Um, OK.
Uber is not so much a tourist service. You see it most big cities as a way to take people to-from restaurants/clubs/bars with up-front pricing via a secure dispatch, compared to taxi services - which are all pretty much scams anyway.
Orlando is not just tourists. There are many thriving cultural areas - downtown, Thornton Park, Winter Park, College Park, etc. If you think Orlando is just theme parks, well ...
I don't think it's just theme parks, but I DO think -- hell, I KNOW -- that it's central Florida, and just about everyone who lives there who CAN drive, does drive. The percentage of non-drivers who live in Orange County AND have enough income to regularly afford the fees of a service like Uber over the distances normally involved is pretty small.
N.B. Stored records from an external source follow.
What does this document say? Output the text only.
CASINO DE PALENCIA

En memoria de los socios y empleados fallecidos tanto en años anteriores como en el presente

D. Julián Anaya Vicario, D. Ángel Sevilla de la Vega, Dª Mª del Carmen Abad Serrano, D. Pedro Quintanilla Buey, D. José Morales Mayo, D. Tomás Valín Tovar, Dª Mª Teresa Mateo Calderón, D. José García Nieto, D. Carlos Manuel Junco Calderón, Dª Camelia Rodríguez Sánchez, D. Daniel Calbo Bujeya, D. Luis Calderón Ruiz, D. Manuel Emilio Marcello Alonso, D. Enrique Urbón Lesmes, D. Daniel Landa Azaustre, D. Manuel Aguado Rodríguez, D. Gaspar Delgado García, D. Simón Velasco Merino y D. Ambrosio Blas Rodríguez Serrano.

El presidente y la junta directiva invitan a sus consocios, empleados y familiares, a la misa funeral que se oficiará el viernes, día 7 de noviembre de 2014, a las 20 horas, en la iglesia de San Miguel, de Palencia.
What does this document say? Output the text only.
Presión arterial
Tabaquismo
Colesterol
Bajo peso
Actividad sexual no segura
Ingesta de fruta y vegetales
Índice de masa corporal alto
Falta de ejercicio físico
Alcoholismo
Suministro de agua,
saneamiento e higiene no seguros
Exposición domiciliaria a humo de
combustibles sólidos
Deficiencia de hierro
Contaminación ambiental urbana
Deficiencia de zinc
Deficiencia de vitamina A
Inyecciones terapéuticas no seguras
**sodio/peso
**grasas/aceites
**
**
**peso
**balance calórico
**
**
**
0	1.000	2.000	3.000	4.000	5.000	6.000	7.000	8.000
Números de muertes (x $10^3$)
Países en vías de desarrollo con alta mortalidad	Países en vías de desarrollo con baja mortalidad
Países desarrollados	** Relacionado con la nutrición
Uber *is* a great service, but it costs more per mile than a regular cab does, so it needs a certain level of affluence in the market.
As with any private livery model, you can only make a profit if you have a critical mass of people moving between a limited number of points that are relatively closely co-located but present some disadvantage in using a personal vehicle. In Orlando, most of those points involve hotel districts and theme parks, and the critical mass is created by tourists who do not have personal vehicles at their disposal. (In NYC, they are created by residents and tourists moving around Manhattan and to and from the airports: any driver who says that he makes his target income doing other runs between boroughs is pulling your leg. With the possible exception of the Bronx, where it hovers at around 50%, the rate of car ownership in the outer boroughs mean that far more households there own a car than do not. Only in Manhattan are the car-less a solid majority of the residents.)
I've been dealing with how to drive home after drinking for over 30 years now. Like everyone else I know in flyover country who doesn't live really close to where they socialize, I just pace myself and don't get behind the wheel until I've had time to sober up, or I make sure that there is a designated driver in my party.
PS: Obviously I'm not the OP, but if I had to guess, I'd say the objection to conventional taxicabs is primarily that they do not quote a flat fare up-front. Lord knows, if you get stuck in the congestion around DTD on a weekend, that meter is going to cost you.